The actors playing most of the major characters – Count Orsino, Viola, Sebastian and Olivia – are believable in their roles.  Janelle Cooper as Viola doesn’t always enunciate her lines clearly, but this might have been due to opening night nerves.

However, Bruce Dow is miscast or perhaps misdirected as the key character, Malvolio.  Dow is a jolly comedian whose Malvolio starts out as a conceited buffoon and changes into… a ridiculous conceited buffoon.  Unfortunately, he’s not credible as a rigid Puritan who is transformed midway through the play into a fool for love when he’s tricked into believing that Lady Olivia carries a flame for him.

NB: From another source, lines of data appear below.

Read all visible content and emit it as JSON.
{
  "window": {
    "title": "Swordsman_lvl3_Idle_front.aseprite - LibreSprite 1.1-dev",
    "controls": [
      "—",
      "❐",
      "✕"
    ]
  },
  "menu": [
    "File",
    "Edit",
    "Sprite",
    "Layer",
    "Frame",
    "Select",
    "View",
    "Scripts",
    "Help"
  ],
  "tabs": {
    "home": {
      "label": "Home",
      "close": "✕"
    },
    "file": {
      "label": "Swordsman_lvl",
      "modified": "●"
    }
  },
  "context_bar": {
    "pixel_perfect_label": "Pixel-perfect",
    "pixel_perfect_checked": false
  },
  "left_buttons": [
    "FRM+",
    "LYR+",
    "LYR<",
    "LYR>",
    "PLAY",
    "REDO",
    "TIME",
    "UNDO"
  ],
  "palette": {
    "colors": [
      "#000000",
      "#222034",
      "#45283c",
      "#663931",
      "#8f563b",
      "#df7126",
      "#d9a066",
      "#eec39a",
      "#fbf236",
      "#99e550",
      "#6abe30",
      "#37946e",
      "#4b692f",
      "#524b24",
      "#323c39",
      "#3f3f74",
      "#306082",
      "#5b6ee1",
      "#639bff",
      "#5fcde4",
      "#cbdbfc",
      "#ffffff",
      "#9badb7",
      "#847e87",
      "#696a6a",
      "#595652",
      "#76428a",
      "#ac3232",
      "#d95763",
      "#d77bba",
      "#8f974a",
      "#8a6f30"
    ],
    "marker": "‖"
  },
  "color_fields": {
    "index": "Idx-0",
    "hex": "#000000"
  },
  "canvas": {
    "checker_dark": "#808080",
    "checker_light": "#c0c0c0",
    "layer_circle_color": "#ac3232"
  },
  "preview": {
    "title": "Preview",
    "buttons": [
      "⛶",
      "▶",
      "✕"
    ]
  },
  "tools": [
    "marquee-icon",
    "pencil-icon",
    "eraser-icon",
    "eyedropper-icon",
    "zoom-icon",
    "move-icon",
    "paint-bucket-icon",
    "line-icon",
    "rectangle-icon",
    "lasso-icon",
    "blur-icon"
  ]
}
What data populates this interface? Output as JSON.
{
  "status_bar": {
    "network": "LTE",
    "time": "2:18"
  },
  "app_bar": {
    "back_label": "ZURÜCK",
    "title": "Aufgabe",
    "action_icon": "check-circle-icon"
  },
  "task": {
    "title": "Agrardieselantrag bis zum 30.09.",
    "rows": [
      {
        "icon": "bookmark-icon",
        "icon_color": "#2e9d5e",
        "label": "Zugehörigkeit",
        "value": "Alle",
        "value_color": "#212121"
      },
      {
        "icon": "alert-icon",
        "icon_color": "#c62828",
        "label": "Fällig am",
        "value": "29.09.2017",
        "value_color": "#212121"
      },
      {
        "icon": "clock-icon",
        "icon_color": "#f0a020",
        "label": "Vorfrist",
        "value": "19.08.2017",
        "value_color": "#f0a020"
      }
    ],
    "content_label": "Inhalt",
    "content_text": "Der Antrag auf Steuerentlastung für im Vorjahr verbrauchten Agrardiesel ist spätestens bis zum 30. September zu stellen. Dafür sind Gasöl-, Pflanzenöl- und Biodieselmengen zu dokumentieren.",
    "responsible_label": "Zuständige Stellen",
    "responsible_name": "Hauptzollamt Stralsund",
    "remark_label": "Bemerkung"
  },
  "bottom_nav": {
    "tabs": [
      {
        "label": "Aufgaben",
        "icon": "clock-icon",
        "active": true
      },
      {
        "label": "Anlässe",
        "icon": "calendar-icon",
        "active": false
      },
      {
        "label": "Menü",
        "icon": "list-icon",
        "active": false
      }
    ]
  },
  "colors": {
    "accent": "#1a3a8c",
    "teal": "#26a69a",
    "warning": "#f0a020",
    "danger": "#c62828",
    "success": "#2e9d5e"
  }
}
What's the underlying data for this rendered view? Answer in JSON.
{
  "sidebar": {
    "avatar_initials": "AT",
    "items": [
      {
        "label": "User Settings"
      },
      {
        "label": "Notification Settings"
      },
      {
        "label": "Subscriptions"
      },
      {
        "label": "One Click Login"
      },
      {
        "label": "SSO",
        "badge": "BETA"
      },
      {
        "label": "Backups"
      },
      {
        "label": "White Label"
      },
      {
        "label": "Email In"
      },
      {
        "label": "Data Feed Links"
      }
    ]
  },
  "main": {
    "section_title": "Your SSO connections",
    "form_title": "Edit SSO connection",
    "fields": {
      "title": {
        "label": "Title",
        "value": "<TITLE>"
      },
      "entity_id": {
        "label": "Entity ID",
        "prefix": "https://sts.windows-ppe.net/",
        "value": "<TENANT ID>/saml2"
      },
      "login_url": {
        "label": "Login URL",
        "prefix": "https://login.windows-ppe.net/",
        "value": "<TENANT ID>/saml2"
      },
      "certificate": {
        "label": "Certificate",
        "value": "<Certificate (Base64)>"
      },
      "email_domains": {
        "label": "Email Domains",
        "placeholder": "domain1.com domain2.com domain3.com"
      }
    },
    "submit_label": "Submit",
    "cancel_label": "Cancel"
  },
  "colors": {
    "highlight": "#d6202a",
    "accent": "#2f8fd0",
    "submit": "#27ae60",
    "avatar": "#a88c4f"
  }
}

Nevertheless, the magic wrought by Old Trout Puppet Workshop makes Twelfth Night a night to remember.

Twelfth Night is at the NAC Theatre until Feb.6, 2016. It’s approximately 2 hours long, with no intermission.  Because of the occasional lewd joke or gesture, the play is suitable for older teenagers but not for children.  Tickets are available online or at the NAC box office.